Contudo, os instrumentos mais importantes de política externa empregados pelo Brasil e seus parceiros do IBAS são o que Paul (2005, p. 57) chamou de "imbróglio diplomático" e "fortalecimento econômico". Este último almeja alterar o poder econômico relativo por meio de blocos comerciais e outros tipos de colaboração setorial que elevariam o crescimento econômico dos membros, ao passo que afastariam o comércio dos não membros. O imbróglio diplomático, por seu turno, descreve o uso de regras e procedimentos de instituições internacionais que visam influenciar a política externa primária do Estado:

De fato, a soberania pode ser cada vez mais definida não pelo poder de insular um Estado de influências externas, mas pelo poder de participar efetivamente em instituições internacionais de todos os tipos. [...] Não existe grande dúvida sobre as vantagens que com frequência levam Estados intermediários a favorecer o multilateralismo e as instituições [...]: o grau em que instituições proveem espaço político para a construção de novas coalizões, com vistas a tentar e tornar efetivas normas emergentes, de maneira que sejam congruentes com seus interesses, e a contrabalançar ou desviar as preferências dos mais poderosos; e a extensão em que as instituições proveem "oportunidades de voz" para que seus interesses sejam conhecidos e para que possam competir por apoio político no mercado de ideias mais amplo. (HURRELL, 2000, p. 3-4).

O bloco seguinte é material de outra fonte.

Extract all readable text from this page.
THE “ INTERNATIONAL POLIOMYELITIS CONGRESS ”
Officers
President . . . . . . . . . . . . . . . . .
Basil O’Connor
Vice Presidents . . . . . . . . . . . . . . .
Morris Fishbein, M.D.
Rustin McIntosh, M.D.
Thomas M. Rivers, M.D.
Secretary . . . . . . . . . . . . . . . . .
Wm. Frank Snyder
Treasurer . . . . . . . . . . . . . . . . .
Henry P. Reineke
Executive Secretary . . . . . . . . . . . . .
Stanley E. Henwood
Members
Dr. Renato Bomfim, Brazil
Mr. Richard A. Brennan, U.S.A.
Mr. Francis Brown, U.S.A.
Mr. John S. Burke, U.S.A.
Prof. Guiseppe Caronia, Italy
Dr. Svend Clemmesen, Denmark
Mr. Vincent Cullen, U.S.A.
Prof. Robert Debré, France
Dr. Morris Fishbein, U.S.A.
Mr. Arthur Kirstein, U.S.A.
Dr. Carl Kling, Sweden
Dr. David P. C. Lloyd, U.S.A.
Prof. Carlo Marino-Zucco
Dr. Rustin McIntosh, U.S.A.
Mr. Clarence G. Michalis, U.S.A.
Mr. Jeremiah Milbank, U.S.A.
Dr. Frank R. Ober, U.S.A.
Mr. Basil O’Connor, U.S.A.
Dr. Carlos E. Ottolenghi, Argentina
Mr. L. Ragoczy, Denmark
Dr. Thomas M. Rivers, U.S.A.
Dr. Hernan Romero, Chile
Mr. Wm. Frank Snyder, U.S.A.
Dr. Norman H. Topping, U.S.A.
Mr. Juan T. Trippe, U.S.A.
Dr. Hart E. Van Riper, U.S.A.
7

Índia, Brasil e África do Sul utilizam instituições de governança global e encontros para construírem novas coalizões para perseguirem interesses comuns: o Fórum do IBAS foi lançado no encontro de 2003 do G8, em Evian, e o G3 foi estabelecido durante a Assembleia Geral da ONU no mesmo ano. A estratégia de utilizar instituições internacionais para a construção de coalizões Sul-Sul culminou na criação do G21, com seu impacto amplamente reconhecido na governança econômica global, ocorrida na conferência da OMC em Cancun. A Rodada de Doha demonstra particularmente a habilidade da trinca em determinar a agenda institucional, a fim de influenciar as normas internacionais emergentes em favor de seus interesses. A contribuição específica da política externa brasileira sob o governo Lula da Silva consiste em colocar em prática, por meio da diplomacia, a autonomia que por muitos anos foi vislumbrada por grande parte da comunidade de política externa (SOARES DE LIMA, 2008, p. 65). O último passo nesse aspecto foi a formalização das relações entre os países dos BRICs, como um mecanismo adicional de ação coordenada. De acordo com o ministro Celso Amorim (2008), estes quatro países estão tentando se consolidar politicamente como um bloco que ajudará a balancear e democratizar a ordem internacional no começo deste século.

Outros líderes dos BRICs e do IBAS também se utilizam de organizações internacionais como plataformas para desafiar a legitimidade da atual ordem internacional e para mudar as normas dominantes existentes. Em sua posição de presidente do Grupo dos 77 e China, o expresidente sul-africano Mbeki disse na conferência dos Países Não Alinhados em setembro de 2006, em Havana: "O fortalecimento da cooperação Sul-Sul tem ajudado a criar uma voz mais forte para os países em desenvolvimento em fóruns multilaterais [...], em especial no que tange ao processo corrente das reformas fundamentais da O-NU, assim como das instituições de Bretton Woods" (apud CAPE TIMES, 18 de setembro, 2006).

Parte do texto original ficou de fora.